Di berbagai titik strategis kota, demonstran menempelkan banner bertuliskan “Tidak Ada Perang di Iran!” dan mengibarkan bendera Iran sebagai simbol solidaritas.
Seruan itu menggema di jalanan kota besar, menyerukan agar pemerintah AS menempuh jalur damai, bukan aksi militer.
Protes di Depan Gedung Putih dan Kisah Imigran dari Iran
Di Washington, sekitar 200 warga berkumpul di depan pagar Gedung Putih. Mereka mengecam Presiden Donald Trump, termasuk sejumlah veteran yang menilai pendekatannya membahayakan perdamaian.
“Dia berusaha menjadi raja,” kata Ron Carmichael, 78 tahun, pensiunan pilot helikopter dalam Perang Vietnam.
Sementara itu, di pusat kota Chicago, lebih dari 200 orang turut turun ke jalan, termasuk Ali Tarokh, imigran asal Iran yang menetap di AS sejak 12 tahun lalu.
Setelah pernah dipenjara selama dua tahun di Iran karena aktivitas politik, ia menyebut serangan udara terhadap negaranya sebagai langkah yang “terburuk yang bisa terjadi.”
Tarokh menilai bahwa meski ia menentang pemerintahan Iran, perubahan harus dilakukan secara bertahap. “Perubahan rezim hampir tidak mungkin di sana,” ujarnya.
Ia juga mengkritik sikap Trump dan Netanyahu yang dinilainya justru memperlambat proses menuju demokrasi sejati di Iran.
Ketegangan Timur Tengah dan Kepedulian Diaspora Palestina
Dalam aksi di Los Angeles, Noor Abdel-Haq, perawat muda berusia 26 tahun, menyatakan keprihatinan atas meningkatnya konflik yang turut menyentuh keluarganya di Gaza dan Tepi Barat.
“Kami tidak ingin lebih banyak pembunuhan dan kehancuran,” katanya di sela-sela demonstrasi damai yang dihadiri puluhan peserta di kawasan Westwood.
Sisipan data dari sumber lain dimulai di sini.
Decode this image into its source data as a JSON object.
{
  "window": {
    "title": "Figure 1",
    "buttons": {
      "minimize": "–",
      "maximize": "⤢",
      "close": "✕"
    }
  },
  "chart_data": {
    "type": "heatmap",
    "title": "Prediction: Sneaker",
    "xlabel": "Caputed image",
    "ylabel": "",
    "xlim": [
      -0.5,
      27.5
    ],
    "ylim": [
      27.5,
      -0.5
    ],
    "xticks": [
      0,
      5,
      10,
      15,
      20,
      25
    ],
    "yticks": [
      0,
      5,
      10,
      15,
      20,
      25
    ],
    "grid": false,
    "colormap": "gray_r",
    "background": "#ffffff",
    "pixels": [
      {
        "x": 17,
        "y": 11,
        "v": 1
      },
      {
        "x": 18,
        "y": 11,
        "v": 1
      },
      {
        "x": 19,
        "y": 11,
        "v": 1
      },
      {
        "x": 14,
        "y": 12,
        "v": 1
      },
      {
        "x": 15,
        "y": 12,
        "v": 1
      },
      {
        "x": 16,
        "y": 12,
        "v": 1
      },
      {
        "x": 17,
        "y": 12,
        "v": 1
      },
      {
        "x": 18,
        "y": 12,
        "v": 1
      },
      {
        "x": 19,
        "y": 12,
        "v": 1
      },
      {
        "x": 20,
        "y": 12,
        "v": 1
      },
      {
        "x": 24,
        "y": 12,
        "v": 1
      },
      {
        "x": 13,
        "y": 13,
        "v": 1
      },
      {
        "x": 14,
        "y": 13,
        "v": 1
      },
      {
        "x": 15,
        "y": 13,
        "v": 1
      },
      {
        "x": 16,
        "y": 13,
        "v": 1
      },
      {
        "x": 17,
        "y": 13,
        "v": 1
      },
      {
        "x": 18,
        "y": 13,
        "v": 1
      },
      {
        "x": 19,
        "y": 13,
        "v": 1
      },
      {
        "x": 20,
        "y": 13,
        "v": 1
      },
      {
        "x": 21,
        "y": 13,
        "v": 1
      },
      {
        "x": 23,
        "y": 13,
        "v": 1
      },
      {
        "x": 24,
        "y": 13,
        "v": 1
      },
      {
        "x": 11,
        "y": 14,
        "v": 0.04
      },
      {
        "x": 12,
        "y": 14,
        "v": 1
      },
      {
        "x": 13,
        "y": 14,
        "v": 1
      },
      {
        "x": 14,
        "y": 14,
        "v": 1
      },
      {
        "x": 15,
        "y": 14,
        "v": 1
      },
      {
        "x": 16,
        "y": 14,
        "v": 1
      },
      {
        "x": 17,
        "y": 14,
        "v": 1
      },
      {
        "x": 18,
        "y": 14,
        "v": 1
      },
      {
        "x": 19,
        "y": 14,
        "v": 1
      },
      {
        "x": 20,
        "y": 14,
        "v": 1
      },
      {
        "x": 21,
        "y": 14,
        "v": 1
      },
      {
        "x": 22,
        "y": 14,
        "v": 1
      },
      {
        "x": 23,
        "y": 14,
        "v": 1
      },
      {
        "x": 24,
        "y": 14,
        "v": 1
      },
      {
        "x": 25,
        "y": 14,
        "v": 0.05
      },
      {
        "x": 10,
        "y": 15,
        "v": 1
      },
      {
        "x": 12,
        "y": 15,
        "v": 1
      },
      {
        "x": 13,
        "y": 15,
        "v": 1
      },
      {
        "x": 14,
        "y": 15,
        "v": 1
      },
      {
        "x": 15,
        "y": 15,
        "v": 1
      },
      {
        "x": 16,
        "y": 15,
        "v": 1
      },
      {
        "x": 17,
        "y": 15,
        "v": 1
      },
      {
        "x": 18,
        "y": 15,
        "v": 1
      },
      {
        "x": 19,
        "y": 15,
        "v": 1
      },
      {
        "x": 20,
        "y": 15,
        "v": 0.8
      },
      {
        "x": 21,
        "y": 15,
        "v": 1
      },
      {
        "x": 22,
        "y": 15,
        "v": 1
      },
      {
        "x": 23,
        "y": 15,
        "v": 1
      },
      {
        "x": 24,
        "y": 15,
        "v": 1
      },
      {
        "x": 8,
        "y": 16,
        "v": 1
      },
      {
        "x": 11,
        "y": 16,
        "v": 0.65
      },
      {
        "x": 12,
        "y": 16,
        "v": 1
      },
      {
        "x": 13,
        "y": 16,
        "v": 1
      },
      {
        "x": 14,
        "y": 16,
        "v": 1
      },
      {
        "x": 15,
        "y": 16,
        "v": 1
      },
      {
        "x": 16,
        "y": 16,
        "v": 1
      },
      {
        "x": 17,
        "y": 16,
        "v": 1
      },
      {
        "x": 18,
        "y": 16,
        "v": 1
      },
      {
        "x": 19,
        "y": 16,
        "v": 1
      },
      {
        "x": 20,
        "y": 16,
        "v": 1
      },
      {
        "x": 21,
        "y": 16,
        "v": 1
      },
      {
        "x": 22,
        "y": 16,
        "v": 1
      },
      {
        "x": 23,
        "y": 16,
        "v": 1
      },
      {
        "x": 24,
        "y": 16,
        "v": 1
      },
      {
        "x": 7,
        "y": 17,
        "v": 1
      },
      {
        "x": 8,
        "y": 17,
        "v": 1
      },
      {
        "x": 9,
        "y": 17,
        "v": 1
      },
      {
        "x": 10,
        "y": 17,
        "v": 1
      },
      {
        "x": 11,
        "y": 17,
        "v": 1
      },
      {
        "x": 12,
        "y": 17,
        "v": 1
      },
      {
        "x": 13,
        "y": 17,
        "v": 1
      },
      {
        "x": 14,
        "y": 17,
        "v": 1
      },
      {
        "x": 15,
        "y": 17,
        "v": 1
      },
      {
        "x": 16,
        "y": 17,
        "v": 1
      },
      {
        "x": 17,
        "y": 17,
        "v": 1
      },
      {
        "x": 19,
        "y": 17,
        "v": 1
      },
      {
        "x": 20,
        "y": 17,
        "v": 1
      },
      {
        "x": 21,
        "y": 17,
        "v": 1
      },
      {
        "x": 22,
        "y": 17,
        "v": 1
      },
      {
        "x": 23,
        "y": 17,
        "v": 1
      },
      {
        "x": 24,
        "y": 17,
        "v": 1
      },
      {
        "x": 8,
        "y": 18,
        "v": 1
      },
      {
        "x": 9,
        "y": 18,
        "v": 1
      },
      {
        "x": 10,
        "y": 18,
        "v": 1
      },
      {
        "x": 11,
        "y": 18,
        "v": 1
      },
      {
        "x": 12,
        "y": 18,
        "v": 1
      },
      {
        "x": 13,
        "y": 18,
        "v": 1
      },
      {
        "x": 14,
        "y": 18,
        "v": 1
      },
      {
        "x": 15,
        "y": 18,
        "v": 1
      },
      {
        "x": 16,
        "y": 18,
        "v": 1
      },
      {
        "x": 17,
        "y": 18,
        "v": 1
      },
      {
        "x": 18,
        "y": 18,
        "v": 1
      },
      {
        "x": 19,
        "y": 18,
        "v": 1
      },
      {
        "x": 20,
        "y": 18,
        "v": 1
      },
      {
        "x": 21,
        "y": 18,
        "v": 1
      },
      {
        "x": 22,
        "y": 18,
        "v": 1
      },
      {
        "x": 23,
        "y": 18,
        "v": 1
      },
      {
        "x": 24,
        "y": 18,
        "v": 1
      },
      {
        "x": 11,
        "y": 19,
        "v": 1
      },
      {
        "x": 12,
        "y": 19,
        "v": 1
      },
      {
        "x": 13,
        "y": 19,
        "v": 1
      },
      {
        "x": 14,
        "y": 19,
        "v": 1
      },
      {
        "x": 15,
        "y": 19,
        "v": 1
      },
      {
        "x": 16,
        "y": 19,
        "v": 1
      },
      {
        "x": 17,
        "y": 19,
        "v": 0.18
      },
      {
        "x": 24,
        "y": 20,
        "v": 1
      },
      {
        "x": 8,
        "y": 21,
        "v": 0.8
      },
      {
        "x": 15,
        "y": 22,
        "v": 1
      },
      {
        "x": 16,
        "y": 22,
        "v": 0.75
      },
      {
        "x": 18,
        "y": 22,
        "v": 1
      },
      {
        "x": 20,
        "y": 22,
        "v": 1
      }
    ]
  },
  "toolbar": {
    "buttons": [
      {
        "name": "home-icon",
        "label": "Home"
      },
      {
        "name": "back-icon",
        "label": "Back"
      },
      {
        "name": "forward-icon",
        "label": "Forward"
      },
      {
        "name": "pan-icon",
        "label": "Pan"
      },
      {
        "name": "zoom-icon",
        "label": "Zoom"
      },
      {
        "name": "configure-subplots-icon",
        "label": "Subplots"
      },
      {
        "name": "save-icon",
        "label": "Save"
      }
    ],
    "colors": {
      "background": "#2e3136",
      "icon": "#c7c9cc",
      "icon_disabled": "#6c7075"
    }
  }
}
Di lokasi tersebut, sejumlah Marinir dan agen federal tampak berjaga dengan senjata lengkap.
Sementara itu, di Richmond, Virginia, suhu panas yang mencapai 37 derajat Celsius tak menyurutkan semangat Violeta Vega, 23 tahun, aktivis dari Partai untuk Sosialisme dan Pembebasan.
Di Taman Abner Clay, ia memimpin teriakan protes: “Uang untuk pekerjaan dan pendidikan, bukan untuk perang dan pendudukan!”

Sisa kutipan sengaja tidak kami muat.